Get a blog or a scrapbook going. Most hosting companies allow for WordPress hosting and many have one click installs. Start off with a simple theme and get yourself familiar with the workings of a content managed website. You’ll be expected to have an established online presence, a website, linkedIn or Twitter.
Learn how to code
Money is tight, printed media is struggling to keep up with digital. Our client base has shifted online because return on investment is measurable. Audience is targeted and results can be seen immediately. If you want to stand on a level footing with the plethora of designers competing for your job you need to know how to code a website. Very few studios can afford the luxury of hiring a designer who isn’t capable of turning their designs into semantic CSS/XHTML ready to hand to a developer to add functionality. If you can plug in a CMS yourself, you’ll be even more attractive to employers.
The added benefit of learning to code, is that your designs will improve. You’ll find that your websites can become quite complex as you learn more techniques and you’ll feel less restricted as you discover what’s possible to recreate online.

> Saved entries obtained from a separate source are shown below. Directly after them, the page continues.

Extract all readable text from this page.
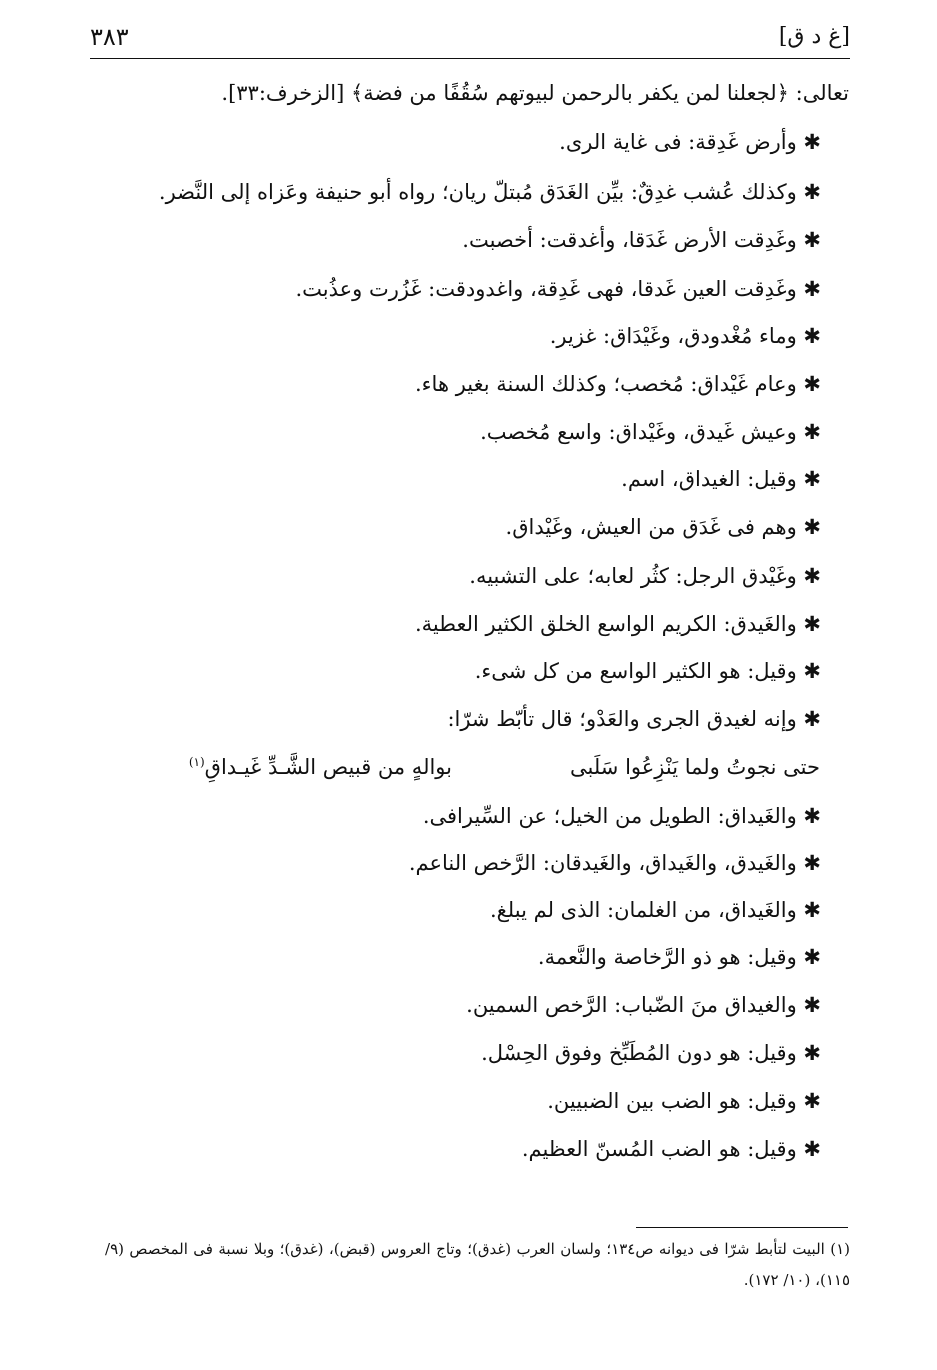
٣٨٣	[غ د ق]
تعالى: ﴿لجعلنا لمن يكفر بالرحمن لبيوتهم سُقُفًا من فضة﴾ [الزخرف:٣٣].
✱ وأرض غَدِقة: فى غاية الرى.
✱ وكذلك عُشب غدِقٌ: بيِّن الغَدَق مُبتلّ ريان؛ رواه أبو حنيفة وعَزاه إلى النَّضر.
✱ وغَدِقت الأرض غَدَقا، وأغدقت: أخصبت.
✱ وغَدِقت العين غَدقا، فهى غَدِقة، واغدودقت: غَزُرت وعذُبت.
✱ وماء مُغْدودق، وغَيْدَاق: غزير.
✱ وعام غَيْداق: مُخصب؛ وكذلك السنة بغير هاء.
✱ وعيش غَيدق، وغَيْداق: واسع مُخصب.
✱ وقيل: الغيداق، اسم.
✱ وهم فى غَدَق من العيش، وغَيْداق.
✱ وغَيْدق الرجل: كثُر لعابه؛ على التشبيه.
✱ والغَيدق: الكريم الواسع الخلق الكثير العطية.
✱ وقيل: هو الكثير الواسع من كل شىء.
✱ وإنه لغيدق الجرى والعَدْو؛ قال تأبّط شرّا:
حتى نجوتُ ولما يَنْزِعُوا سَلَبى
بوالهٍ من قبيص الشَّـدِّ غَيـداقِ$^{(١)}$
✱ والغَيداق: الطويل من الخيل؛ عن السِّيرافى.
✱ والغَيدق، والغَيداق، والغَيدقان: الرَّخص الناعم.
✱ والغَيداق، من الغلمان: الذى لم يبلغ.
✱ وقيل: هو ذو الرَّخاصة والنَّعمة.
✱ والغيداق منَ الضّباب: الرَّخص السمين.
✱ وقيل: هو دون المُطَبِّخ وفوق الحِسْل.
✱ وقيل: هو الضب بين الضبيين.
✱ وقيل: هو الضب المُسنّ العظيم.
(١) البيت لتأبط شرّا فى ديوانه ص١٣٤؛ ولسان العرب (غدق)؛ وتاج العروس (قبض)، (غدق)؛ وبلا نسبة فى المخصص (٩/ ١١٥)، (١٠/ ١٧٢).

A physical portfolio is a must.
It seems quite old school to keep a physical portfolio, especially if you work in a digital environment. But portfolios are tangible. Portfolios can be impressive. Go for something over-sized, with removable plastic wallets so you can swap out your work to suit your prospective employers’ client base. Mount your work on a dark or neutral coloured card, with plenty of space to breathe and make sure that you use either a non-greasy mounting putty, or semi adhesive tape. You’ll want to remove items easily. Take work out and hand it to your interviewer, they’ll be much more likely to remember it than if they skimmed past it in a folder.
Meet other designers, go to meetups, interact online, share leads. Design circles tend to interact regularly. I know of several SEOs and agency MDs who try to brush off the Wednesday morning hangover as essential to business development. Head over to Meetup.com to see if there are any groups in your area. Here in Manchester for example, there’s everything from weekly WordPress meetups to the hugeley popular Northern Digitals meetups.
Never stop learning.
This is really important. You work in the fastest moving industry on the planet. Those of us who started out pasting together garish GeoCities websites covered in .gifs, .wav files and scrolling marquees laid out the foundations of the modern Web, and we’re the people interviewing you. Your competition is a generation of self taught pioneers who not only dragged the mainstream online, they laid down the codes and conventions that you use to build digital media. You should never stop adding tools to your belt because as your competition, I’m still adding tools to mine.